I would just sit and watch him all day. Precious!


----------



## tbstorm (Dec 16, 2010)

OOOOMMMMMGGGGGG!!! cutie patootie!!! lucky duck!!


----------



## smrobs (Jul 30, 2008)

Aawww. He is adorable. Calista threw a very beautiful baby. I think my favorite picture of all is his little wrinkled lip face. He is going to have a huge personality LOL.


----------



## Caitlinpalomino (Nov 16, 2010)

awwwwwwwww i feel like i could drive to your place, put him in the back of my car and take him home!!!!!!! sooooooooooooo cute


----------



## riccil0ve (Mar 28, 2009)

I like the picture where he is sniffing his foot. It looks like he is seeing it for the first time. "ZOMG, what is that?!" *sniff sniff sniff* "Ahh, fooooot." =P

So precious. =]


----------



## CheyAut (Nov 26, 2008)

Aww, thanks everyone!  He sure is making it hard to have him for sale... might just end up staying here lol


----------



## Ray MacDonald (Dec 27, 2009)

Ahahah I don't blame ya for wanting to keep him!


----------



## KawaiiCharlie (Nov 17, 2010)

awww hes so cuteee :3
lol in the 12th picture he looks a little like a llama xD
13th picture it looks like hes sniffing his foot..like "someones feet smell & its not mine" lol


----------



## Kathlene (Feb 12, 2011)

I LOVE babies!
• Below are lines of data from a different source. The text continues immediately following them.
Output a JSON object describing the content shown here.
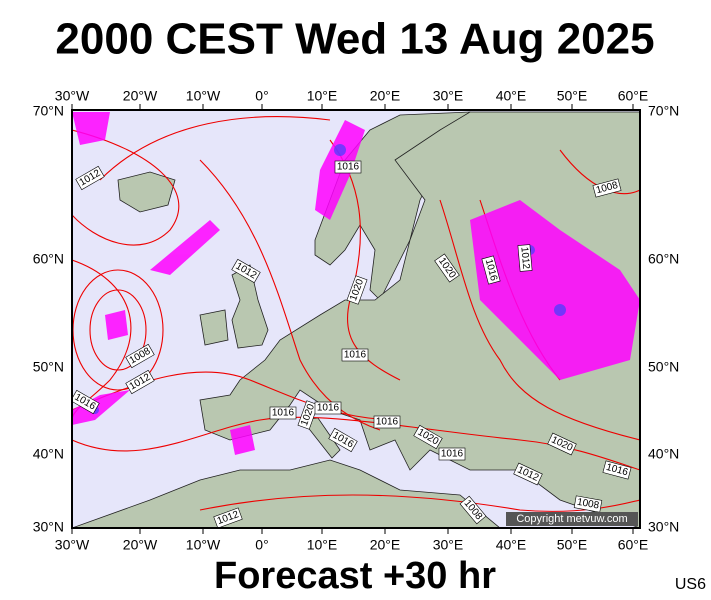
{
  "title": "2000 CEST Wed 13 Aug 2025",
  "map": {
    "top_longitudes": [
      "30°W",
      "20°W",
      "10°W",
      "0°",
      "10°E",
      "20°E",
      "30°E",
      "40°E",
      "50°E",
      "60°E"
    ],
    "bottom_longitudes": [
      "30°W",
      "20°W",
      "10°W",
      "0°",
      "10°E",
      "20°E",
      "30°E",
      "40°E",
      "50°E",
      "60°E"
    ],
    "left_latitudes": [
      "70°N",
      "60°N",
      "50°N",
      "40°N",
      "30°N"
    ],
    "right_latitudes": [
      "70°N",
      "60°N",
      "50°N",
      "40°N",
      "30°N"
    ],
    "isobar_labels": [
      "1012",
      "1016",
      "1012",
      "1020",
      "1020",
      "1016",
      "1012",
      "1008",
      "1008",
      "1012",
      "1016",
      "1016",
      "1016",
      "1020",
      "1016",
      "1016",
      "1016",
      "1020",
      "1016",
      "1020",
      "1016",
      "1012",
      "1008",
      "1008",
      "1012"
    ],
    "copyright": "Copyright metvuw.com"
  },
  "footer": {
    "forecast": "Forecast +30 hr",
    "code": "US6"
  }
}
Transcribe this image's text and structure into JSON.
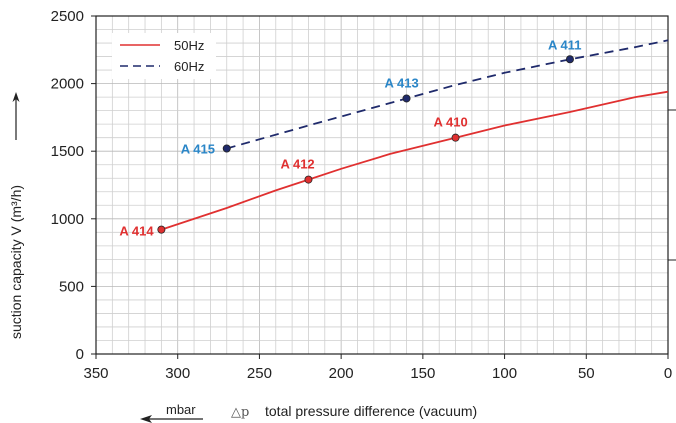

Thank you for sharing yours! Beautiful!


----------



## roljess (Oct 19, 2007)

Aww too cute! and look at those legs!


----------



## FoxRidgeRanch (May 20, 2008)

OMG I LOVE THIS PIC!! Sooooooooo stinkin cute!!!!


----------



## PintoTess (Aug 18, 2010)

HOW SWEET!!! I need to see more photos


----------



## dressagebelle (May 13, 2009)

If he goes missing, he's not at my place...:twisted: he is so adorable. I suck at the selling of horses, I get so attached to them. Please keep posting more pictures. We love baby pics.


----------



## CheyAut (Nov 26, 2008)

Thanks everyone! I'm sure I'll have plenty to post  Hubby got some cute oness the other day, but I'm on my phone so can't post them right now.


----------